Frequently Asked Questions

I am a policymaker/researcher. How can I use STARA?

STARA is currently available in closed beta, and we’re excited to put the system in the hands of policymakers and researchers. If you’re interested in using STARA, please feel free to reach out to us at reglab [at] law [dot] stanford [dot] edu. We are not able to respond to all inbounds, but it is particularly helpful if you can let us know who you are, what jurisdiction you’re interested in, and what kind of reform/research effort you’d like to undertake.

What jurisdictions does STARA cover?

STARA’s architecture is designed to be jurisdiction-agnostic. The system currently supports the United States Code, the Code of Federal Regulations, San Francisco’s Municipal Code, and the statutory codes of all 50 states. Other legal codes can be added to STARA where there exists well-structured markup such as XML or HTML.

What makes STARA more effective than general purpose systems like ChatGPT?

STARA builds on the same underlying large language models used by services like ChatGPT! However, by default, these systems perform poorly on complex statutory research tasks for a few reasons:

  • Unusual and diffuse statutory language: Statutory provisions have little in common with traditional prose. They contain highly precise language, terminology that may be defined in distant sections, and a web of non-obvious interdependencies. In many cases, individual subsections are nothing more than sentence fragments, understandable only with reference to language contained in a parent provision. Via its preprocessing pipeline, STARA supplies LLMs with the nonlocal context necessary—definitions, cross-references, headings, etc.—to make sense of provisions.
  • Lack of systematicity: Most AI research systems are meant to gather some number of relevant documents and then summarize them. But STARA is meant for systematic research, where one must locate all statutory language meeting some criteria. It therefore takes a fundamentally different approach from other research systems—batch annotation followed by aggregation, rather than a single thread of research.
Through a series of ablation studies, we show that STARA’s approach far outperforms general purpose architectures on a variety of statutory survey tasks. We also benchmark STARA against the Deep Research products offered by OpenAI and Google, as well as Westlaw’s AI Jurisdictional Surveys tool, and show that STARA locates more than seven times as many provisions as the best-performing comparison system on some statutory survey tasks.

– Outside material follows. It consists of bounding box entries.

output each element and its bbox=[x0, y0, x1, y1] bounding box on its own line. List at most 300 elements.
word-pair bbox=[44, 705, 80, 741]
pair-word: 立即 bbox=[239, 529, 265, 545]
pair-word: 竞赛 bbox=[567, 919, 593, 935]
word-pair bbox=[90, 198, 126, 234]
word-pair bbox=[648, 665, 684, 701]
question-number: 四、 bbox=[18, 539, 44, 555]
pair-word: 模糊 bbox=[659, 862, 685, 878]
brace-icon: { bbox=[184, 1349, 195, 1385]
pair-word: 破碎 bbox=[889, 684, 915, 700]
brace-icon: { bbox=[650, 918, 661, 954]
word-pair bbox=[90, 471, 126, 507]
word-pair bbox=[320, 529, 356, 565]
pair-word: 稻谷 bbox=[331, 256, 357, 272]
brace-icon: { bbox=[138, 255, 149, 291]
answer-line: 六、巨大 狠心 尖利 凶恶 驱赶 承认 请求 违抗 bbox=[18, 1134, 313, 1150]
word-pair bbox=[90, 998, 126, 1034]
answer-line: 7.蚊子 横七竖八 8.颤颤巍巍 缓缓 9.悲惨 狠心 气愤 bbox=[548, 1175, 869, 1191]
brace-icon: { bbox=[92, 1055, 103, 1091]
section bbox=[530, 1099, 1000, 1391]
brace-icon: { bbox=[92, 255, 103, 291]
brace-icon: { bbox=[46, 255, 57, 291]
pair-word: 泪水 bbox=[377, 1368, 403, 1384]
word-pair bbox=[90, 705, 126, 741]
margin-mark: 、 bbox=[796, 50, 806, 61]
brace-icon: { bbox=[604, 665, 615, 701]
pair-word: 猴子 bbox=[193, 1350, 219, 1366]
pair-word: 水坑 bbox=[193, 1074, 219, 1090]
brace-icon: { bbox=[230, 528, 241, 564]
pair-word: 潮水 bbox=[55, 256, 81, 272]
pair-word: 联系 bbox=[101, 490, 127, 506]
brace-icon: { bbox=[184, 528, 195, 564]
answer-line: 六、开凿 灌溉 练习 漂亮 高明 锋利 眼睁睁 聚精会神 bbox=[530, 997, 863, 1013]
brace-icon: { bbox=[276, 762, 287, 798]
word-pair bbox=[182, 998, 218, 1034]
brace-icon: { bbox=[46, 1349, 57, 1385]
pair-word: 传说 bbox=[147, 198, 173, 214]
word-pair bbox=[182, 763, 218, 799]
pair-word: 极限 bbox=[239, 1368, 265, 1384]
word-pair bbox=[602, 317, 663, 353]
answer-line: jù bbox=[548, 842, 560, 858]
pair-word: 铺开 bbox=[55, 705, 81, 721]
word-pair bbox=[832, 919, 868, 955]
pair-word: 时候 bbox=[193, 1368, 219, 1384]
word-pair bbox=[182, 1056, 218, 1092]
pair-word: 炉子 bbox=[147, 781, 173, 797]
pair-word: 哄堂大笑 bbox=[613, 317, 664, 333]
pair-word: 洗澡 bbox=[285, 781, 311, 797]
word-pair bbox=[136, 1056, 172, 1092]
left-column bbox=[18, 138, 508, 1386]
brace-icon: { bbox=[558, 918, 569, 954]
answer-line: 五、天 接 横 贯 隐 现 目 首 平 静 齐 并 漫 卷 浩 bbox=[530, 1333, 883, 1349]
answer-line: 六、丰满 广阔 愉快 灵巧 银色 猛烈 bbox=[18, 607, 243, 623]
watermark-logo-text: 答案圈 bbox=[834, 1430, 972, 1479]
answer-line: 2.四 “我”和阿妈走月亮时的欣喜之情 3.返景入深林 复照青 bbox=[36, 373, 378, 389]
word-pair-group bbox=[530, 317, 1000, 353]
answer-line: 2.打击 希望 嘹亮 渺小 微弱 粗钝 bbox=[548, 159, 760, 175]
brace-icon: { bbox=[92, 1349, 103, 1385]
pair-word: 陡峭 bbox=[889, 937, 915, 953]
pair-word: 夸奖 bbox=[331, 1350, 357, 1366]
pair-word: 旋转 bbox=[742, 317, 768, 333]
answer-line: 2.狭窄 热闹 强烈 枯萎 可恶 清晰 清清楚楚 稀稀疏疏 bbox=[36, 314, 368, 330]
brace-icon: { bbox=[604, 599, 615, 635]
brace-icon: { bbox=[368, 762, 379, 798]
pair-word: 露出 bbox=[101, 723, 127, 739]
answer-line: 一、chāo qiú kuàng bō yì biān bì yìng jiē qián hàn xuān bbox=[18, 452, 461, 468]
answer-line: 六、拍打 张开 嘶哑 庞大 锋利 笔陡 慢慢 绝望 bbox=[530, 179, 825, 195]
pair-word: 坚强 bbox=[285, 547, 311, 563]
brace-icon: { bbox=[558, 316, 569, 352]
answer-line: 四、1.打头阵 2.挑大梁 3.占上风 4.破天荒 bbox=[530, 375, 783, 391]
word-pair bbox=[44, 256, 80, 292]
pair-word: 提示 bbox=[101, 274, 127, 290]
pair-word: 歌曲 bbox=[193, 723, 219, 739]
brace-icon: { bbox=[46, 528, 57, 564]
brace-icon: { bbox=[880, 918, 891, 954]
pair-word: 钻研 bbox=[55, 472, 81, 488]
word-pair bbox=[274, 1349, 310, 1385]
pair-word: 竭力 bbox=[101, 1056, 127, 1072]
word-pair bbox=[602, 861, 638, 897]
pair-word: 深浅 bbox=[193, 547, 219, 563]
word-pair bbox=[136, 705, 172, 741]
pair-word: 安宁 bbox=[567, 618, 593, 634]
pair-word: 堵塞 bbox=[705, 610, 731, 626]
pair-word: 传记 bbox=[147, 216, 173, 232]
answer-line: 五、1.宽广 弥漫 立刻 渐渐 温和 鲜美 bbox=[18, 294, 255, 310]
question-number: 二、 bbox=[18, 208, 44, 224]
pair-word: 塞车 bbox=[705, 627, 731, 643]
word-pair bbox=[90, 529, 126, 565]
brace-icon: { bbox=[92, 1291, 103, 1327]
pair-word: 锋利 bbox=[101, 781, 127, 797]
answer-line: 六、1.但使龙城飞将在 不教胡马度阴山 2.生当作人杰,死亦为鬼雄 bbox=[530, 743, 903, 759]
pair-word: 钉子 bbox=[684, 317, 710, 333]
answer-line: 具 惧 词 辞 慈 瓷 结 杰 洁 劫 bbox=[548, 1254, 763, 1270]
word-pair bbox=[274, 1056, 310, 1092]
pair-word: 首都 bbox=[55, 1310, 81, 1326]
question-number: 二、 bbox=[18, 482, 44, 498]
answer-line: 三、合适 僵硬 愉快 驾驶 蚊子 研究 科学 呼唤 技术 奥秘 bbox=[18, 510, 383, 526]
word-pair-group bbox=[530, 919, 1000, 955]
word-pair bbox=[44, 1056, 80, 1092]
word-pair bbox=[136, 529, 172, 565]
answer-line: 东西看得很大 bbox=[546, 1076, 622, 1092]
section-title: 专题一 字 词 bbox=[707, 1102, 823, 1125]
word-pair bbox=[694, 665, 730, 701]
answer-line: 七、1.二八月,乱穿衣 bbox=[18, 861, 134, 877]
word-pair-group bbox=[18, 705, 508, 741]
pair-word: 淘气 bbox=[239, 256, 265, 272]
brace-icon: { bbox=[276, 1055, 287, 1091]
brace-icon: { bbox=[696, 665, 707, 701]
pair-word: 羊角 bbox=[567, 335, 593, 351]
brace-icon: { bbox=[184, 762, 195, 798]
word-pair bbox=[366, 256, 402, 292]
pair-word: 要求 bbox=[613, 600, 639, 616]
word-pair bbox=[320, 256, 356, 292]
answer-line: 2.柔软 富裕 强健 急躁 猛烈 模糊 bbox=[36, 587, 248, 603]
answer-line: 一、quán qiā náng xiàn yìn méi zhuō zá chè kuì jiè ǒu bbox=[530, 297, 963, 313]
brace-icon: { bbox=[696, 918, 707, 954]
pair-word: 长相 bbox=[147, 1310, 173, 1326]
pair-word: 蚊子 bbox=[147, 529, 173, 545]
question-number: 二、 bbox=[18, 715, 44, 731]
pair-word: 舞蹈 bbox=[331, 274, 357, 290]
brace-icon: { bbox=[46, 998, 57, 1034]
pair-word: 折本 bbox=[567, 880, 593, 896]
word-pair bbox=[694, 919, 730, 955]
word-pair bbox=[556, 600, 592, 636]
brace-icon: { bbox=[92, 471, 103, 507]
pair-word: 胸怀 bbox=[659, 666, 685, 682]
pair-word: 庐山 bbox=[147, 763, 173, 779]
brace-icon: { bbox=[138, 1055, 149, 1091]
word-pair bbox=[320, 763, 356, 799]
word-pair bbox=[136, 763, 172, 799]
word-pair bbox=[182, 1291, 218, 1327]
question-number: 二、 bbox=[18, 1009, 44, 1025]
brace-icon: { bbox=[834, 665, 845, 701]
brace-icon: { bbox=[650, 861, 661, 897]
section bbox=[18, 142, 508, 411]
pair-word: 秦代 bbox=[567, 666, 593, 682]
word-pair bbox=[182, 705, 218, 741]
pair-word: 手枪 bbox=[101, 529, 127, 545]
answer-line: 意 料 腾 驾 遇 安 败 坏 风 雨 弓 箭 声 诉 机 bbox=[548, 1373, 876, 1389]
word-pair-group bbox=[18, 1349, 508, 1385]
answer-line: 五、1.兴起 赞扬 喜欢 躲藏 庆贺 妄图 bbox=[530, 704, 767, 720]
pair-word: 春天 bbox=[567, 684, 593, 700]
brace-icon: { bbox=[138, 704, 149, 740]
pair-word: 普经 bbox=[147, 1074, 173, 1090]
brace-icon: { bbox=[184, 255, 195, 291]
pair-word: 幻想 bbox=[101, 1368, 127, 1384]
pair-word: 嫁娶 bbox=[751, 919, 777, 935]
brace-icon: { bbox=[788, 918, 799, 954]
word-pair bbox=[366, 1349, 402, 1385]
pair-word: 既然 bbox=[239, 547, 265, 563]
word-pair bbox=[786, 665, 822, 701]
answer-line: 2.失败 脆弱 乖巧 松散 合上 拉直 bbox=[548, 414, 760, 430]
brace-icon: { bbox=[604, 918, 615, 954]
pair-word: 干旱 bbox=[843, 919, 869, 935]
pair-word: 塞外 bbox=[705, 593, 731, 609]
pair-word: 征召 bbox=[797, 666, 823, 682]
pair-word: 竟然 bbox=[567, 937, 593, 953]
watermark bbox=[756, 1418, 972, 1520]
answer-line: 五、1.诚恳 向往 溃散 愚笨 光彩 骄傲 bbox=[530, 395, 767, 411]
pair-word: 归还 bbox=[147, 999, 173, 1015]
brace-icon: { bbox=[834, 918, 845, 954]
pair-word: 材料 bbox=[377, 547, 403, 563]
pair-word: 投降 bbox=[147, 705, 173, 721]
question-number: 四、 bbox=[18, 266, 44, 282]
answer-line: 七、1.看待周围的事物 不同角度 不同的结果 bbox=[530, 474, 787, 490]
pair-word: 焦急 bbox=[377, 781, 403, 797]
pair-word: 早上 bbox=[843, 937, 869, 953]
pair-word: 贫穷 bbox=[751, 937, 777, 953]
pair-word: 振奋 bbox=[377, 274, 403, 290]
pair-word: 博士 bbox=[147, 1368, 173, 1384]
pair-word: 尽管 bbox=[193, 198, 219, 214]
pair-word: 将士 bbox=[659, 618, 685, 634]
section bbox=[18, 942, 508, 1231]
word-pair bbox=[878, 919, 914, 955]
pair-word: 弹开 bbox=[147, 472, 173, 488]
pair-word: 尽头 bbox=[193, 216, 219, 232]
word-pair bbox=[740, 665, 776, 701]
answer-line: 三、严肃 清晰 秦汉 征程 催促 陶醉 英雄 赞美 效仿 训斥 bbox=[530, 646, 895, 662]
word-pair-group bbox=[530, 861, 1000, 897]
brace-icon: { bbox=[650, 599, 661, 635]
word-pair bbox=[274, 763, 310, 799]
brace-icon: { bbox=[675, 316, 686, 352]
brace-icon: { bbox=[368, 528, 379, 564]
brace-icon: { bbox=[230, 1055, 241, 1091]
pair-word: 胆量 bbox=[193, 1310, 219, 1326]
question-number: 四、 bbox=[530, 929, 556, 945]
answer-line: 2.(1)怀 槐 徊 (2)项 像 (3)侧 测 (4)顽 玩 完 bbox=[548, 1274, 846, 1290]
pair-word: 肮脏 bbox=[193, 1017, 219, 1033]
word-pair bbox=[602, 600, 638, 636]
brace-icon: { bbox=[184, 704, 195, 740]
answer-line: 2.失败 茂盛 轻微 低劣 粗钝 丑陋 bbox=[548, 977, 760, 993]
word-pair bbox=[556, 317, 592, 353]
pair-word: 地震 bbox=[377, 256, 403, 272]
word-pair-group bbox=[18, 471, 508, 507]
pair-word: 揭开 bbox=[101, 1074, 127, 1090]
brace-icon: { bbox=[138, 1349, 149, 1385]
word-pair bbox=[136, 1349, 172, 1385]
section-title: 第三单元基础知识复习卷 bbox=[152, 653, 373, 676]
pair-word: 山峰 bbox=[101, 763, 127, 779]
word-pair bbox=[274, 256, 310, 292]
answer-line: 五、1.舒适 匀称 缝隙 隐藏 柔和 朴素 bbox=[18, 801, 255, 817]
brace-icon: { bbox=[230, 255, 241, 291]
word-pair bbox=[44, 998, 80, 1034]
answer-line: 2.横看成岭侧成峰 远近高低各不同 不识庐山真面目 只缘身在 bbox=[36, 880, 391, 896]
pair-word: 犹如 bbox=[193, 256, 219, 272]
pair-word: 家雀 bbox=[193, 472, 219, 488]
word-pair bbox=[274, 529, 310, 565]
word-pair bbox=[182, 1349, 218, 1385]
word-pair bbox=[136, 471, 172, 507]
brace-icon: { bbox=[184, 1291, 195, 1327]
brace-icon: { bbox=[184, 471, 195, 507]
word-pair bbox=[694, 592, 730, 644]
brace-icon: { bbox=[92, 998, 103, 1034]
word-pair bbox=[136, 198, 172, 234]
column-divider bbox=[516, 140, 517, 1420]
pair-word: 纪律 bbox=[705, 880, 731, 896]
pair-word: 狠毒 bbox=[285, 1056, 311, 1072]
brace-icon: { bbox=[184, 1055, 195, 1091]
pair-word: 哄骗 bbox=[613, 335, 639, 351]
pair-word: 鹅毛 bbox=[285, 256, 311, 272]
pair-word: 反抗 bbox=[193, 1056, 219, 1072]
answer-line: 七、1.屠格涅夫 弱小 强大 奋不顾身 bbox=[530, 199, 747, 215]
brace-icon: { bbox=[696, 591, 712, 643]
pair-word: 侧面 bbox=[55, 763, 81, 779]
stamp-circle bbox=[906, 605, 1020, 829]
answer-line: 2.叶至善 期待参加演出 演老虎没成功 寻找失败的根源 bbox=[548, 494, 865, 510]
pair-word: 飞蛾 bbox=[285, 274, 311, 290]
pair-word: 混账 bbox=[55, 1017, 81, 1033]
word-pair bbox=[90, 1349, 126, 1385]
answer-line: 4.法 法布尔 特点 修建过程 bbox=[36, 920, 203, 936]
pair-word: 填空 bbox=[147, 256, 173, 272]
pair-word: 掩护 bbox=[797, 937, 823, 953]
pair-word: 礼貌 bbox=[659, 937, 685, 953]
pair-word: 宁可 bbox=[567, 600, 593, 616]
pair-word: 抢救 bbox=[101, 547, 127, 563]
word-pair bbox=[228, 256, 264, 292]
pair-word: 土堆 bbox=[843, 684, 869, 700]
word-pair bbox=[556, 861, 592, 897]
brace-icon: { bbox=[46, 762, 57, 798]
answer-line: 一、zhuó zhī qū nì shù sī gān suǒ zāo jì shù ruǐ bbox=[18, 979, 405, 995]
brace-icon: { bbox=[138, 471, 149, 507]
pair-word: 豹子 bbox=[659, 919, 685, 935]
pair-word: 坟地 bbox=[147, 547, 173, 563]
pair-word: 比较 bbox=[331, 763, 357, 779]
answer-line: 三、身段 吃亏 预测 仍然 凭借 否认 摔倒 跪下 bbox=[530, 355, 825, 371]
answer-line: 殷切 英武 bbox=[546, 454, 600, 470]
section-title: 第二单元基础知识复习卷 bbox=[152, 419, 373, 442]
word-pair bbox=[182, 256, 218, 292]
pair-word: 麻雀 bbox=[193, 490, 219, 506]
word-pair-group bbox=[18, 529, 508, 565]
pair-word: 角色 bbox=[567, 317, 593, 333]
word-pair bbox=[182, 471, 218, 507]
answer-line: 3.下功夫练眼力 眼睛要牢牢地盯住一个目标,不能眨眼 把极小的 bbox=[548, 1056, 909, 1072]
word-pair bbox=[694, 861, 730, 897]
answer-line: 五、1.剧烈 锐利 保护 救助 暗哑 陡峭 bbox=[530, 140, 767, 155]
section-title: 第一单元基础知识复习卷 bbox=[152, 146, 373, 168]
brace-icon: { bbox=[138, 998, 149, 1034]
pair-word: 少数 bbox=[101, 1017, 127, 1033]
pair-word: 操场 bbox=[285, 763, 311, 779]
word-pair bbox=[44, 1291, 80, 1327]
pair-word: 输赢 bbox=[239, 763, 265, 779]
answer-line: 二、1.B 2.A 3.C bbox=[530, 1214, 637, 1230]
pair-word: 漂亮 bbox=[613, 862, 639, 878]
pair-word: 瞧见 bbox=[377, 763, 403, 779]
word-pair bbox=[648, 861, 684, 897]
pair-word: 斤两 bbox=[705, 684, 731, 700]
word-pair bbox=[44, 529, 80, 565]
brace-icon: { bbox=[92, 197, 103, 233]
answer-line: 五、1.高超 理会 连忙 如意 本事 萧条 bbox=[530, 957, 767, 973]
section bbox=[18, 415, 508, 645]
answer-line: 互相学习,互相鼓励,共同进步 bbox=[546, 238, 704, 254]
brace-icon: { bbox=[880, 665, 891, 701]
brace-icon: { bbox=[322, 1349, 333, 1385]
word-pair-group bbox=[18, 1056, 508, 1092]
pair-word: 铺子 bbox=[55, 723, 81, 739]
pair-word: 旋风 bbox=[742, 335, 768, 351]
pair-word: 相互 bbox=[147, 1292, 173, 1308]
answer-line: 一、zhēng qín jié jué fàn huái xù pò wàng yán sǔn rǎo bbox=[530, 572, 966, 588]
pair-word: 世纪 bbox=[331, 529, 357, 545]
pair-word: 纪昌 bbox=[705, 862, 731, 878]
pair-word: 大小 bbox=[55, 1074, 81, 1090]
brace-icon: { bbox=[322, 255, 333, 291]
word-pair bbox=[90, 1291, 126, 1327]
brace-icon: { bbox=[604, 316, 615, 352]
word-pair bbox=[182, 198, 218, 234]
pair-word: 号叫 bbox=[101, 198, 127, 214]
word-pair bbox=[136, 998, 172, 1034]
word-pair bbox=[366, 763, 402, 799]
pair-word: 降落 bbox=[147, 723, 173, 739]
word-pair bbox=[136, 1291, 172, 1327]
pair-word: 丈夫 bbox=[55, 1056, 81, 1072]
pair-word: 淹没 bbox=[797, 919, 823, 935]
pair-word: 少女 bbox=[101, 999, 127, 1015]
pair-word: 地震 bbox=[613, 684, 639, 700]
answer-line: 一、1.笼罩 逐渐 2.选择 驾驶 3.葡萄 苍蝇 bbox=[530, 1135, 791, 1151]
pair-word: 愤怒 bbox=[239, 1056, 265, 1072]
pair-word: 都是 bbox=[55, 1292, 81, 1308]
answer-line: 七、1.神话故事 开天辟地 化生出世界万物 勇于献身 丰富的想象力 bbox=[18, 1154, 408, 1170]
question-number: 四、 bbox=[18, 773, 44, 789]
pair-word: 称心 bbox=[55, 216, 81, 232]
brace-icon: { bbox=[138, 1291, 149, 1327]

Why are statutory surveys important?

Statutory surveys are essential for legal reform. By systematically identifying all provisions relevant to a legal issue, they reveal duplicative, conflicting, or outdated laws that desperately need revision. Our recent partnership with San Francisco's City Attorney provides a compelling example: using STARA to identify reporting requirements led to legislation proposing to eliminate or amend 36% of all reporting obligations, freeing up staff time during an era of budget constraints.

At the federal level, the bipartisan “Count the Crimes to Cut Act of 2025” exemplifies long-standing interest in the systematic enumeration of federal criminal offenses. When the U.S. Department of Justice last attempted to count federal crimes in 1982, its team of lawyers gave up after two years of work with only a rough guess. The official who oversaw the effort later remarked that one could “die and [be] resurrected three times” and still not know the true number. STARA has changed that: we release a dataset of 1,983 federal criminal provisions, which is the most comprehensive enumeration of federal criminal offenses to date. And unlike previous efforts, every provision in our dataset is annotated with rich metadata, including offense descriptions, penalties, and detailed explanations of the legal reasoning behind the classification.

Beyond reform, statutory surveys serve critical functions across government and legal practice—helping agencies and private entities understand their obligations, enabling citizens to hold officials accountable, and providing researchers with empirical evidence on fundamental questions in political science and administrative law. However, traditional statutory surveys are extraordinarily labor-intensive, requiring researchers to manually read and annotate thousands of provisions. Tools like STARA transform this process by automating the tedious work while maintaining accuracy, making comprehensive legal reform and rich empirical research feasible.